A west London couple who enslaved a man for more than two decades in their home have been jailed for six years. Former NHS obstetrician Emmanuel Edet and nurse Antan Edet held Ofonime Sunday Inuk as a "houseboy" and forced him to work unpaid for up to 17 hours a day.
In November, a jury found the pair guilty of cruelty to a child under 16, holding him in servitude and assisting unlawful immigration. Inuk was brought to the UK in 1989 at the age of 14 by the Edets, who told immigration officials that he was their son. Inuk believed he would be paid for his work and receive an education, but instead he cared for their sons and cooked, cleaned and gardened.
Instead of receiving a salary for the work, Inuk was infrequently given pocket money, ate his meals alone and for long periods of time, slept on the hallway floor at the Perivale house where he was held. Inuk had tried to join the army, but was rejected after failing to provide his passport and told Harrow Crown Court that he had not seen the document in over 10 years.
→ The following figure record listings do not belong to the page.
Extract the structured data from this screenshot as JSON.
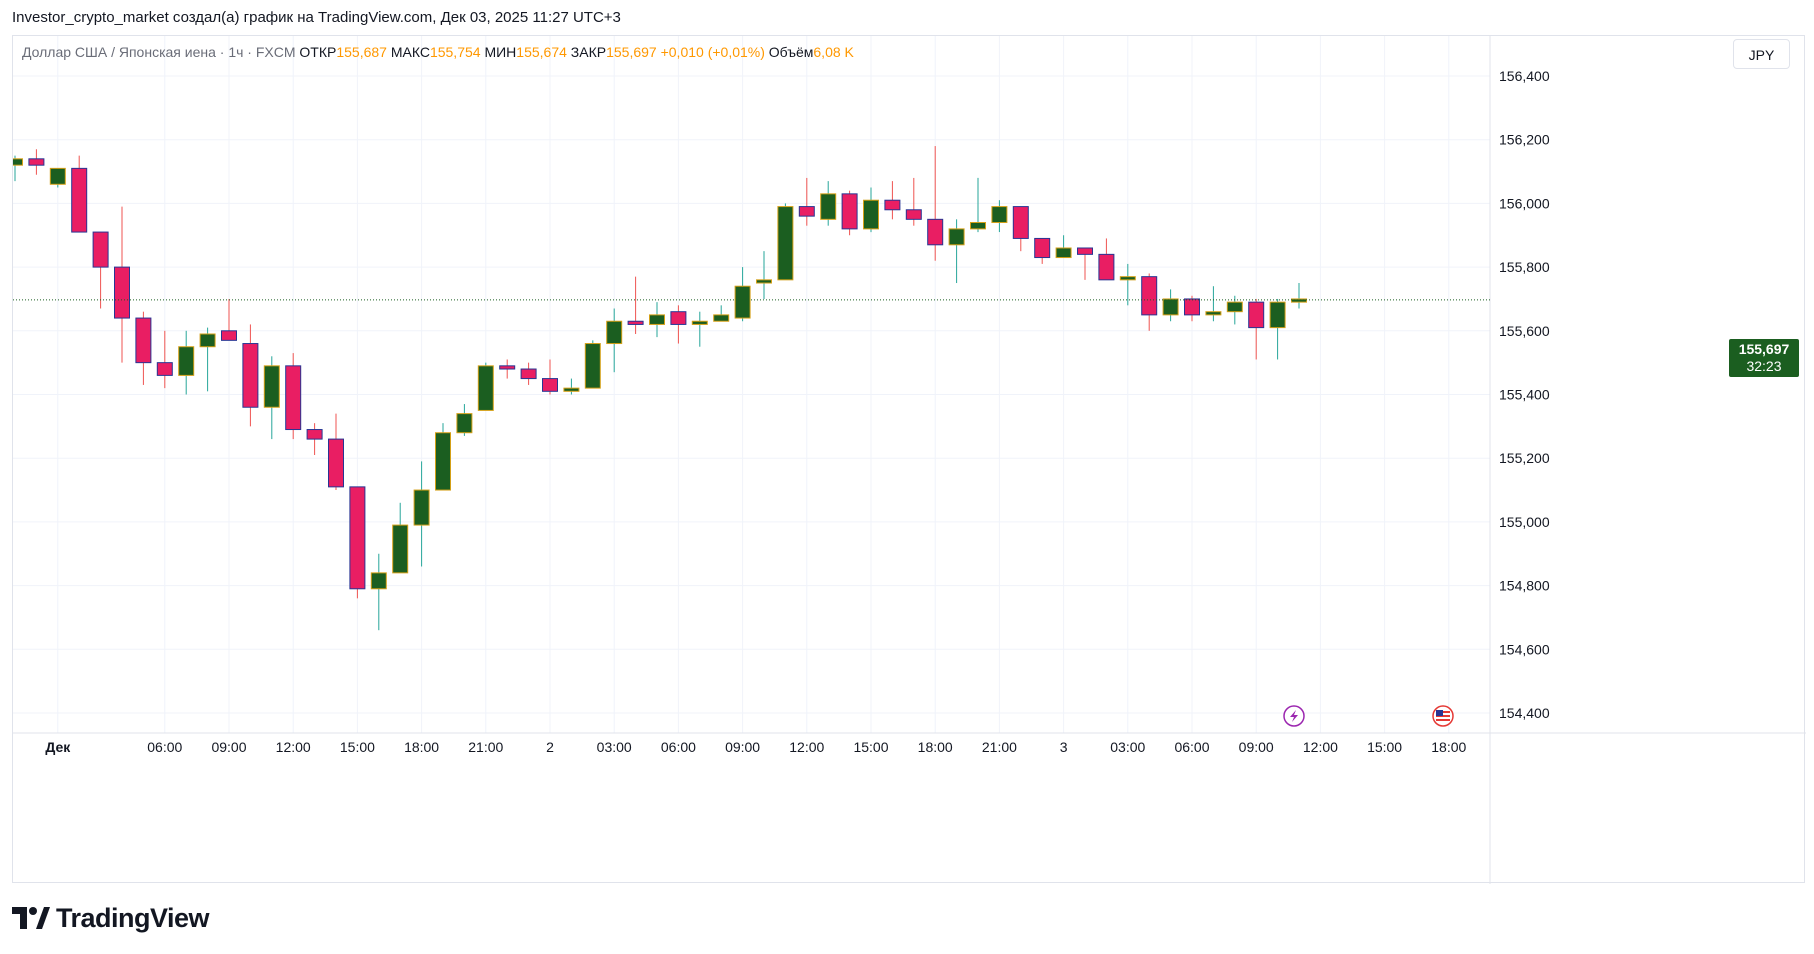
{
  "header": {
    "title": "Investor_crypto_market создал(а) график на TradingView.com, Дек 03, 2025 11:27 UTC+3"
  },
  "legend": {
    "symbol": "Доллар США / Японская иена · 1ч · FXCM",
    "open_label": "ОТКР",
    "open_value": "155,687",
    "high_label": "МАКС",
    "high_value": "155,754",
    "low_label": "МИН",
    "low_value": "155,674",
    "close_label": "ЗАКР",
    "close_value": "155,697",
    "change": "+0,010 (+0,01%)",
    "volume_label": "Объём",
    "volume_value": "6,08 K"
  },
  "currency": "JPY",
  "last_price": {
    "price": "155,697",
    "countdown": "32:23",
    "value": 155.697
  },
  "brand": {
    "name": "TradingView"
  },
  "colors": {
    "up": "#1b5e20",
    "down": "#e91e63",
    "up_border": "#d4a017",
    "down_border": "#283593",
    "grid": "#f0f3fa",
    "text": "#131722"
  },
  "icons": {
    "event_1": "lightning-icon",
    "event_2": "us-flag-icon"
  },
  "chart_data": {
    "type": "candlestick",
    "title": "Доллар США / Японская иена · 1ч · FXCM",
    "ylim": [
      154.35,
      156.6
    ],
    "yticks": [
      {
        "value": 156.4,
        "label": "156,400"
      },
      {
        "value": 156.2,
        "label": "156,200"
      },
      {
        "value": 156.0,
        "label": "156,000"
      },
      {
        "value": 155.8,
        "label": "155,800"
      },
      {
        "value": 155.6,
        "label": "155,600"
      },
      {
        "value": 155.4,
        "label": "155,400"
      },
      {
        "value": 155.2,
        "label": "155,200"
      },
      {
        "value": 155.0,
        "label": "155,000"
      },
      {
        "value": 154.8,
        "label": "154,800"
      },
      {
        "value": 154.6,
        "label": "154,600"
      },
      {
        "value": 154.4,
        "label": "154,400"
      }
    ],
    "xticks": [
      {
        "index": 2,
        "label": "Дек",
        "bold": true
      },
      {
        "index": 7,
        "label": "06:00"
      },
      {
        "index": 10,
        "label": "09:00"
      },
      {
        "index": 13,
        "label": "12:00"
      },
      {
        "index": 16,
        "label": "15:00"
      },
      {
        "index": 19,
        "label": "18:00"
      },
      {
        "index": 22,
        "label": "21:00"
      },
      {
        "index": 25,
        "label": "2"
      },
      {
        "index": 28,
        "label": "03:00"
      },
      {
        "index": 31,
        "label": "06:00"
      },
      {
        "index": 34,
        "label": "09:00"
      },
      {
        "index": 37,
        "label": "12:00"
      },
      {
        "index": 40,
        "label": "15:00"
      },
      {
        "index": 43,
        "label": "18:00"
      },
      {
        "index": 46,
        "label": "21:00"
      },
      {
        "index": 49,
        "label": "3"
      },
      {
        "index": 52,
        "label": "03:00"
      },
      {
        "index": 55,
        "label": "06:00"
      },
      {
        "index": 58,
        "label": "09:00"
      },
      {
        "index": 61,
        "label": "12:00"
      },
      {
        "index": 64,
        "label": "15:00"
      },
      {
        "index": 67,
        "label": "18:00"
      }
    ],
    "candles": [
      {
        "o": 156.12,
        "h": 156.15,
        "l": 156.07,
        "c": 156.14
      },
      {
        "o": 156.14,
        "h": 156.17,
        "l": 156.09,
        "c": 156.12
      },
      {
        "o": 156.06,
        "h": 156.11,
        "l": 156.05,
        "c": 156.11
      },
      {
        "o": 156.11,
        "h": 156.15,
        "l": 155.91,
        "c": 155.91
      },
      {
        "o": 155.91,
        "h": 155.91,
        "l": 155.67,
        "c": 155.8
      },
      {
        "o": 155.8,
        "h": 155.99,
        "l": 155.5,
        "c": 155.64
      },
      {
        "o": 155.64,
        "h": 155.66,
        "l": 155.43,
        "c": 155.5
      },
      {
        "o": 155.5,
        "h": 155.6,
        "l": 155.42,
        "c": 155.46
      },
      {
        "o": 155.46,
        "h": 155.6,
        "l": 155.4,
        "c": 155.55
      },
      {
        "o": 155.55,
        "h": 155.61,
        "l": 155.41,
        "c": 155.59
      },
      {
        "o": 155.6,
        "h": 155.7,
        "l": 155.57,
        "c": 155.57
      },
      {
        "o": 155.56,
        "h": 155.62,
        "l": 155.3,
        "c": 155.36
      },
      {
        "o": 155.36,
        "h": 155.52,
        "l": 155.26,
        "c": 155.49
      },
      {
        "o": 155.49,
        "h": 155.53,
        "l": 155.26,
        "c": 155.29
      },
      {
        "o": 155.29,
        "h": 155.31,
        "l": 155.21,
        "c": 155.26
      },
      {
        "o": 155.26,
        "h": 155.34,
        "l": 155.1,
        "c": 155.11
      },
      {
        "o": 155.11,
        "h": 155.11,
        "l": 154.76,
        "c": 154.79
      },
      {
        "o": 154.79,
        "h": 154.9,
        "l": 154.66,
        "c": 154.84
      },
      {
        "o": 154.84,
        "h": 155.06,
        "l": 154.84,
        "c": 154.99
      },
      {
        "o": 154.99,
        "h": 155.19,
        "l": 154.86,
        "c": 155.1
      },
      {
        "o": 155.1,
        "h": 155.31,
        "l": 155.1,
        "c": 155.28
      },
      {
        "o": 155.28,
        "h": 155.37,
        "l": 155.27,
        "c": 155.34
      },
      {
        "o": 155.35,
        "h": 155.5,
        "l": 155.35,
        "c": 155.49
      },
      {
        "o": 155.49,
        "h": 155.51,
        "l": 155.45,
        "c": 155.48
      },
      {
        "o": 155.48,
        "h": 155.5,
        "l": 155.43,
        "c": 155.45
      },
      {
        "o": 155.45,
        "h": 155.51,
        "l": 155.4,
        "c": 155.41
      },
      {
        "o": 155.41,
        "h": 155.45,
        "l": 155.4,
        "c": 155.42
      },
      {
        "o": 155.42,
        "h": 155.57,
        "l": 155.42,
        "c": 155.56
      },
      {
        "o": 155.56,
        "h": 155.67,
        "l": 155.47,
        "c": 155.63
      },
      {
        "o": 155.63,
        "h": 155.77,
        "l": 155.59,
        "c": 155.62
      },
      {
        "o": 155.62,
        "h": 155.69,
        "l": 155.58,
        "c": 155.65
      },
      {
        "o": 155.66,
        "h": 155.68,
        "l": 155.56,
        "c": 155.62
      },
      {
        "o": 155.62,
        "h": 155.66,
        "l": 155.55,
        "c": 155.63
      },
      {
        "o": 155.63,
        "h": 155.68,
        "l": 155.63,
        "c": 155.65
      },
      {
        "o": 155.64,
        "h": 155.8,
        "l": 155.63,
        "c": 155.74
      },
      {
        "o": 155.75,
        "h": 155.85,
        "l": 155.7,
        "c": 155.76
      },
      {
        "o": 155.76,
        "h": 156.0,
        "l": 155.76,
        "c": 155.99
      },
      {
        "o": 155.99,
        "h": 156.08,
        "l": 155.93,
        "c": 155.96
      },
      {
        "o": 155.95,
        "h": 156.07,
        "l": 155.93,
        "c": 156.03
      },
      {
        "o": 156.03,
        "h": 156.04,
        "l": 155.9,
        "c": 155.92
      },
      {
        "o": 155.92,
        "h": 156.05,
        "l": 155.91,
        "c": 156.01
      },
      {
        "o": 156.01,
        "h": 156.07,
        "l": 155.95,
        "c": 155.98
      },
      {
        "o": 155.98,
        "h": 156.08,
        "l": 155.93,
        "c": 155.95
      },
      {
        "o": 155.95,
        "h": 156.18,
        "l": 155.82,
        "c": 155.87
      },
      {
        "o": 155.87,
        "h": 155.95,
        "l": 155.75,
        "c": 155.92
      },
      {
        "o": 155.92,
        "h": 156.08,
        "l": 155.91,
        "c": 155.94
      },
      {
        "o": 155.94,
        "h": 156.01,
        "l": 155.91,
        "c": 155.99
      },
      {
        "o": 155.99,
        "h": 155.99,
        "l": 155.85,
        "c": 155.89
      },
      {
        "o": 155.89,
        "h": 155.89,
        "l": 155.81,
        "c": 155.83
      },
      {
        "o": 155.83,
        "h": 155.9,
        "l": 155.83,
        "c": 155.86
      },
      {
        "o": 155.86,
        "h": 155.86,
        "l": 155.76,
        "c": 155.84
      },
      {
        "o": 155.84,
        "h": 155.89,
        "l": 155.76,
        "c": 155.76
      },
      {
        "o": 155.76,
        "h": 155.81,
        "l": 155.68,
        "c": 155.77
      },
      {
        "o": 155.77,
        "h": 155.78,
        "l": 155.6,
        "c": 155.65
      },
      {
        "o": 155.65,
        "h": 155.73,
        "l": 155.63,
        "c": 155.7
      },
      {
        "o": 155.7,
        "h": 155.71,
        "l": 155.63,
        "c": 155.65
      },
      {
        "o": 155.65,
        "h": 155.74,
        "l": 155.63,
        "c": 155.66
      },
      {
        "o": 155.66,
        "h": 155.71,
        "l": 155.62,
        "c": 155.69
      },
      {
        "o": 155.69,
        "h": 155.7,
        "l": 155.51,
        "c": 155.61
      },
      {
        "o": 155.61,
        "h": 155.7,
        "l": 155.51,
        "c": 155.69
      },
      {
        "o": 155.69,
        "h": 155.75,
        "l": 155.67,
        "c": 155.7
      }
    ]
  }
}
"He was conditioned to the extent that that he did not ask for what he wanted because he expected his request to be refused. He was paid the occasional pocket money of perhaps £10. He claims that that was only at Easter and Christmas and occasionally visitors would give him larger sums," Judge Graham told the Edets as he sentenced them at Harrow Crown Court on 7 December. The court was told Inuk was theoretically owed hundreds of thousands of pounds for his work.
"He most certainly was not paid for the work that he was performing for you," he added. "The most serious aspect of your behaviour towards him was that it went on for an exceptionally long period of time, robbing him of the opportunity of leading a normal life. He suffered as a result of that treatment and has found it difficult to adjust [to] a normal life."
Inuk was able to inform a charity of his situation in 2013 after the Edets visited Nigeria for Christmas and the couple were arrested in March 2014. Emmanuel, 61, and his wife, Antan, 58, have each served 287 days on bail under curfew conditions. Half of that time will be deducted from their sentences.